While encouraging, these studies have several drawbacks: They were one-time surveys on specific groups of juveniles and they focused on religion in a generic sense; hence there was no distinction among religions. A new study, however, is beginning to address these problems.

The University of North Carolina at Chapel Hill is conducting a national study of youth and religion. It is a four-year study that surveys high-school seniors regarding their personal activities and religious behaviors in an attempt to understand the impact religion has on crime and other juvenile delinquent acts. The study began in fall 2001 and will be completed in 2005. The researchers, Christian Smith and Robert Faris, recently released their first set of findings and they are telling.

Perhaps the most significant finding was the fact that those juveniles who attended church on a weekly basis were far less likely to commit petty and significant thefts, trespass, shoplift, hit a teacher, smoke marijuana, try hard drugs, sell drugs, get drunk or get in trouble with the police than those who never attended church.

In addition, they were less likely to try cigarettes, smoke on a regular basis, go to bars, take unnecessary risks, skip school, be sent to detention, be suspended or be expelled. They also were more likely to wear seatbelts in their cars, volunteer in the community and participate in sports and student government. It should also be noted that the strength of attending church on a weekly basis proved to be much more effective than if the youth only attended once or twice a month.

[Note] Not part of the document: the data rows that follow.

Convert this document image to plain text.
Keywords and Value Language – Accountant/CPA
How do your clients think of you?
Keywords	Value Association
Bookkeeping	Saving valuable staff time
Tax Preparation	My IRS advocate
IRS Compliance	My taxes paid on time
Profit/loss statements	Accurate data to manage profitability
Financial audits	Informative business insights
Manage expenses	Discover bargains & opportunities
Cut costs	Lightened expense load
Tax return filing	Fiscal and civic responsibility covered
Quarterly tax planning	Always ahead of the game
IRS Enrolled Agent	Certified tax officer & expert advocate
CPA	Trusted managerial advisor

The study also found that those youth who perceived religion to be very important in their lives were significantly less likely to commit these same negative behaviors than those who did not see religion as important in their lives. However, added to the list of negative behaviors that were far less likely to be committed by those that were strong in their faith were armed robberies, automobile theft, vandalism and arson. They also were significantly less likely to get a traffic ticket, get in a fight or argue with their parents.

Also interesting to note from the study was the impact belonging to a religious youth group had on juvenile crime and juvenile delinquency. For those youth who had belonged to a youth group for six or more years – thus starting no later than the seventh grade – they were far less likely to try a cigarette, smoke regularly, go to bars, get drunk, try marijuana, smoke marijuana on a regular basis or try hard drugs. Religious peers seem to have a great influence on youth in terms of drugs and alcohol.

Consequences of Faith

Finally, looking solely at the Catholic faith itself, those youth who identified themselves as Catholics were less likely than those with no religious identity to smoke regularly, be offered drugs, sell drugs, try marijuana, try hard drugs, hit a teacher, skip school and be suspended or expelled from school. In addition, they were more likely to be those students who volunteer in the community, participate in sports or student government and whose parents limit their time out on school nights.

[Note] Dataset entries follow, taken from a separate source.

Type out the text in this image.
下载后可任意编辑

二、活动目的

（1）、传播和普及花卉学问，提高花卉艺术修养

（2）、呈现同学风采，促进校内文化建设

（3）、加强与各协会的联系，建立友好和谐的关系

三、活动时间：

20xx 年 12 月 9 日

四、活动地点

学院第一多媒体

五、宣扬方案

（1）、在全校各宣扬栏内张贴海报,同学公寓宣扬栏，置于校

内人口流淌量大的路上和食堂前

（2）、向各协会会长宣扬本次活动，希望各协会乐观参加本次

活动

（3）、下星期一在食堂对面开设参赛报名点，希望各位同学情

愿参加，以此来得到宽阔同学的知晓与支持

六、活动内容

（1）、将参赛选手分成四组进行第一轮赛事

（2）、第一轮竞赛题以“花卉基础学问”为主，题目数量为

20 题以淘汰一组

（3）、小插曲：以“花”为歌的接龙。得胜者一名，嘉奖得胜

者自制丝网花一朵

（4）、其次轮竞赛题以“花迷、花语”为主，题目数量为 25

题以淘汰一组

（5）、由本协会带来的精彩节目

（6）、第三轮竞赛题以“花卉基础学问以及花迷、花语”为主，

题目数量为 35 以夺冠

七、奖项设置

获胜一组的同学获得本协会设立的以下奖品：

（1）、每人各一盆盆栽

The real key, however, appears to be at the intersection of these four categories. When a youth identifies himself as Catholic and believes strongly in his faith, coupled with his holy obligation to attend Mass every Sunday and when involved in a church group, the chances of him committing juvenile crimes or exhibiting delinquent behavior fall dramatically. The key to the prevention of youth crime for Catholic families should be very evident: family and a strong Catholic faith.

As Guarendi has pointed out, it is the family that sets the example in terms of their Catholic faith, and children learn from this example. As a result, those youth who grow up in a Catholic family, attend Mass on a weekly basis and grow to love their faith will most likely steer away from crime and delinquency. In addition, ensuring adolescents have opportunities to associate with like-minded peers through such things as Catholic youth groups and teen Masses are critical to steering this course away from sin.

When the “ounce of prevention” to crime is a strong adherence to our Catholic faith, we are truly blessed by the grace of God.

Willard M. Oliver is an assistant professor of criminal justice at Radford University in Radford, Virginia.